I left academia over what it was becoming, which is little more than diploma mills
If it didnt become that, then it would have been a great conspiracy of men against women… if women didnt take over academia and politicize it to the far left for communism, it would be a fascist institution against womenkind…
now the men as a group dont care so much
look how they dont even stand up for their own country any more
mostly cause it isnt their own, and they have no reason to
Wait till the real fighting begins, hard to convince them to save what didnt want them, calls them horrid names, and in general hates them
I don’t see the point of any federal spending on public schools.

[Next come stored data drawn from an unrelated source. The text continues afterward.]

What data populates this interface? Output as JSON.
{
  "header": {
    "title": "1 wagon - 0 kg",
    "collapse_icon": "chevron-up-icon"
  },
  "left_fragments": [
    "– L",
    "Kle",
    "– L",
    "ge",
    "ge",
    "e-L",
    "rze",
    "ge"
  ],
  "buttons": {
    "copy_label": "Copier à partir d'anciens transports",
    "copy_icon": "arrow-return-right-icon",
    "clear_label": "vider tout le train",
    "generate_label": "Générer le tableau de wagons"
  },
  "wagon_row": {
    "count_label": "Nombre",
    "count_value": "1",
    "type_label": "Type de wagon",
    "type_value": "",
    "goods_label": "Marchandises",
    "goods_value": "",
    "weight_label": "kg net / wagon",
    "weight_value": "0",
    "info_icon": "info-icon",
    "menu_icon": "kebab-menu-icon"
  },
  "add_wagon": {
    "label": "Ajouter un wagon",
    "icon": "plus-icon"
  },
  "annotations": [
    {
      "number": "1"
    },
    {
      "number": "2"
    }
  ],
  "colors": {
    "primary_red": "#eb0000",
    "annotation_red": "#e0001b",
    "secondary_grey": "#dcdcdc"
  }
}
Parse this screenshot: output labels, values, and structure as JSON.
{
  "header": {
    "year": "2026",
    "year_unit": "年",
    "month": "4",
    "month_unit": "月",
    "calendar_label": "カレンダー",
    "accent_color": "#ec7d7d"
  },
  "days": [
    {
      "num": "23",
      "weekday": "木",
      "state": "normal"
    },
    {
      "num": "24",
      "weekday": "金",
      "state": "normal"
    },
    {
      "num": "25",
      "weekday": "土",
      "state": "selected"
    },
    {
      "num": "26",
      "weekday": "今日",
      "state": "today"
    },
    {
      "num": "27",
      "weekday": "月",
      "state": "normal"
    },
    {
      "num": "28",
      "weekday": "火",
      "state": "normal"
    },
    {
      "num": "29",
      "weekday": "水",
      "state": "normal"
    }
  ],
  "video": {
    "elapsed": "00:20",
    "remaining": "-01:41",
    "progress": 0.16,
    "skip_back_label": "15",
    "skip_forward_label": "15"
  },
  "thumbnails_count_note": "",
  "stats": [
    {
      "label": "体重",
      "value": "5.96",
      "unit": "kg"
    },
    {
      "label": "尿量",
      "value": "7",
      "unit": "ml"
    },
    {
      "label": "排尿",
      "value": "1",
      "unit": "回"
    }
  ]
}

In fact, I favor universal vouchers, and if the public schools wither away in competition with voucher-funded private schools, so much the better. Glorified overpriced child-care centers that funnel money to the Democratic Party through ossified teachers’ unions, when they’re not engaged in out-and-out BS indoctrination.
Art Deco: “As for the Department of Education, append the National Assessment of Educational Progress and the statistical collection services to the Labor Department; […] Terminate every other program of the Education Department and SHUT IT DOWN.”
This. Although I’d suggest shutting down the Department of Labor as well and moving (some of) its functions to Commerce.
“Again, teacher-training, social work, and library administration are the obtrusive targets.”
Eh, watch it. Ex-associate professor of “library administration” here. Seriously, can’t disagree. Librarianship involves some practical skills that people do still depend on and appreciate, but those could be acquired on the job and without the ideological baggage. History of information management (an interesting topic, actually)? Read about it on your own. IT chops? Get those at a community college, technical college, or college of engineering. One of our best system administrators–and best writers–has a two-year technical degree from a local community college in a very poor part of a very poor state. Librarianship today may be an obsolete career path, although I would argue that the special-collections-and-archives track still has mileage left. Politically, it is a left-wing swamp.
Speaking about higher education, I think those who are going the premedical route should be on a track system that’s two to three years for undergraduate. Many non-traditional students who apply to medical school are given advice to complete a postbacc pathway which can take anywhere between two to three years if they work full-time during studying. This would save a year or two for the premedical student. Hypothetically he’d enter medical school at 20/21, enter residency at 24/25 where he can be done at around 29/30 depending if he takes the longest residency (general surgery).